Menuju konten utama

No Viral No Justice: Sebuah Kritik atas Buruknya Kinerja Polisi

Istilah ‘No Viral No Justice’ seharusnya menjadi momentum untuk Kompolnas, pemerintah, dan DPR mengevaluasi seluruh kinerja kepolisian.

No Viral No Justice: Sebuah Kritik atas Buruknya Kinerja Polisi
Refleksi sejumlah anggota Polisi saat mengikuti apel kesiapan pengamanan Pemilu 2024 di lapangan eks Bandara Selaparang, Mataram, NTB, Senin (5/2/2024). ANTARA FOTO/Ahmad Subaidi/rwa.

tirto.id - Istilah ‘No Viral No Justice’ atau 'Tanpa Viral, Tanpa Keadilan’ belakangan mulai populer. Kondisi ini menggambarkan kekecewaan publik terhadap aparat penegak hukum (APH) yang dinilai hanya bertindak cepat apabila suatu kasus sudah viral di media sosial.

Fenomena ini bahkan menjadi kritik tajam terhadap APH karena terkesan lebih responsif terhadap tekanan publik di dunia maya. Alih-alih harus menindaklanjuti kasus secara profesional dan sesuai prosedur hukum yang berlaku.

Baru-baru ini, aktor bernama Lachlan Gibson meluapkan kekecewaannya kepada kepolisian setelah laporan kecelakaan yang menimpa dirinya pada (21/1/2023) lalu ditolak. Kecelakaan tersebut, membuatnya mengalami cedera cukup serius akibat tangannya terlindas mobil pelaku.

“Tulang tangan saya sampai keluar dan itu tabrak lari terjadi di depan Polda Metro Jaya, di Sudirman,” ujarnya seperti dikutip dari akun instagram @lbj_jakarta.
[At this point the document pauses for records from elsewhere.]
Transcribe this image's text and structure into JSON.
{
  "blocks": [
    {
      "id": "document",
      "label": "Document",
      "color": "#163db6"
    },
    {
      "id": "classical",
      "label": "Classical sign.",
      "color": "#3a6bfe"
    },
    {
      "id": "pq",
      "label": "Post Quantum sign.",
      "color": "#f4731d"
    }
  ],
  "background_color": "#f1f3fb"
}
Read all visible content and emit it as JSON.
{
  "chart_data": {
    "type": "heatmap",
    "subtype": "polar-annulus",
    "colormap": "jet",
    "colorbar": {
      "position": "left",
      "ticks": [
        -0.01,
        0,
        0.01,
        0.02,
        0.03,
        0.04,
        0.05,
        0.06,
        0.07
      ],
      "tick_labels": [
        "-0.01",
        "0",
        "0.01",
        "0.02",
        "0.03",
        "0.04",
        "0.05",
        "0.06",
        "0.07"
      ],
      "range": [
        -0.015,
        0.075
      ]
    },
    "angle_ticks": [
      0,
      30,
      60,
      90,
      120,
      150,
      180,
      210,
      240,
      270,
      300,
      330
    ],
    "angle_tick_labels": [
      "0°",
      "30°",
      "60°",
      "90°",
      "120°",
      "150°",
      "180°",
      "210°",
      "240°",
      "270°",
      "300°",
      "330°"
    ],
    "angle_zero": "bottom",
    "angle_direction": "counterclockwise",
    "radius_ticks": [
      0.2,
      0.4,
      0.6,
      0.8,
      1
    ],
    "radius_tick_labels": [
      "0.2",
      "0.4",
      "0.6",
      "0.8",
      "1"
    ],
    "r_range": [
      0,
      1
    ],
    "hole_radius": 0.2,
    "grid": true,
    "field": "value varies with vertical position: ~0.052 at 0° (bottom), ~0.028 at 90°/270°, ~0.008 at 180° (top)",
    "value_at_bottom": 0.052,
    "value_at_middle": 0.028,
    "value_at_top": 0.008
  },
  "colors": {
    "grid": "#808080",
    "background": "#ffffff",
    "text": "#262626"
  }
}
Lachlan menceritakan setelah dua bulan usai pemulihan dari rumah sakit dirinya membuat laporan ke Sentra Pelayanan Kepolisian Terpadu (SPKT) Polda Metro Jaya. Sesampainya, ia diarahkan ke Subdit Gakkum Ditlantas Polda Metro Jaya dan dimintai untuk membawa alat bukti.

“Dan responnya ‘wah enggak bisa mas karena kamera ETLE atau kamera jalanan itu datanya di-reset setiap 6 jam’. Ini dikatakan oleh seorang anggota polisi pangkatnya satu kepada saya pada hari itu,” ujarnya.
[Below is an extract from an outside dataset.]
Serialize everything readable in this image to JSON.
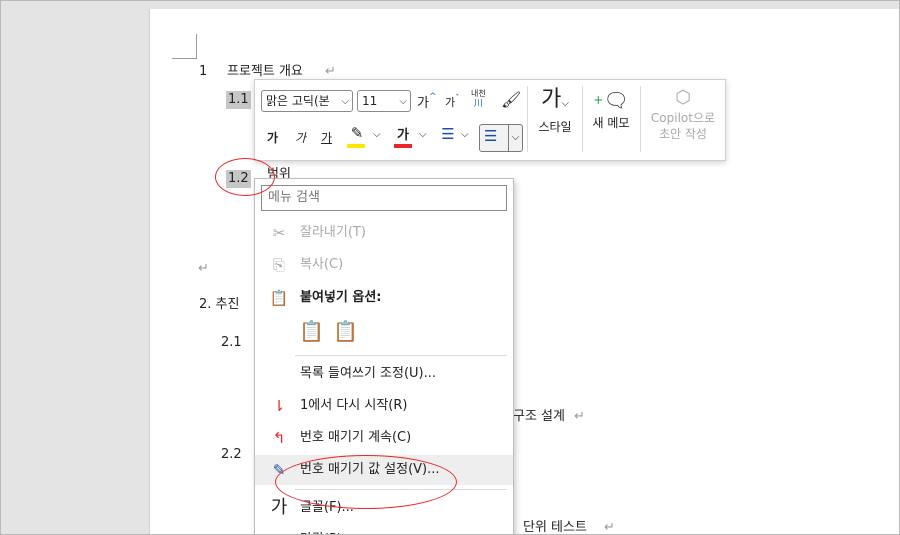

Di luar dari laporan itu, dia juga mengaku pernah mendapatkan aksi arogansi seorang anggota polisi lalu lintas (polantas) berinisial F di kawasan SCBD, Senayan, Kebayoran Baru, Jakarta Selatan, Jumat (15/11/2024) pukul 22.10 WIB.

Dia menceritakan, awalnya saat sedang mengendarai motor dan berada di jalur tengah, tiba-tiba terdapat mobil Mazda berwarna biru putih milik kepolisian memotong jalurnya. Lachlan secara spontan menekan tombol klakson dengan periode panjang.

F lantas mengejar motor Lachlan dengan menyalakan lampu strobo mobil polisi. Lachlan mengeklaim dirinya berhenti, kemudian mendapatkan sejumlah bentakan-bentakan kasar. Bukan hanya itu, Lachlan juga memberikan pertanyaan seolah-olah sedang mempertanyakan aturan tentang pemotongan jalur paling kanan ke kiri.

F pun menjawabnya dengan UU Nomor 22 Tahun 2009, sementara isinya dikatakan harus cari sendiri di aplikasi pencarian Google. Setelah itu, Lachlan beserta kendaraannya difoto dan diancam akan ditarik ke polda. Merasa kesal dengan kejadian tersebut, Lachlan juga menuntut beberapa hal agar segera dilakukan F.

“Oknum F, gue mau lo ga usah kerja lagi. Gue mau lo minta maaf, kalo bisa lo cium tangan gue. Gue gak peduli lo siapa, gue gak peduli dibelakang lo siapa,” ujarnya.

Setelah video itu viral, Polda Metro Jaya langsung bersikap. Kepolisian baru menerima laporan kecelakaan lalu lintas yang dibuat oleh Lachlan Gibson. Hingga kini, polisi pun masih mendalami laporan Lachlan, apakah masuk kategori murni kecelakaan lalu lintas atau penganiayaan.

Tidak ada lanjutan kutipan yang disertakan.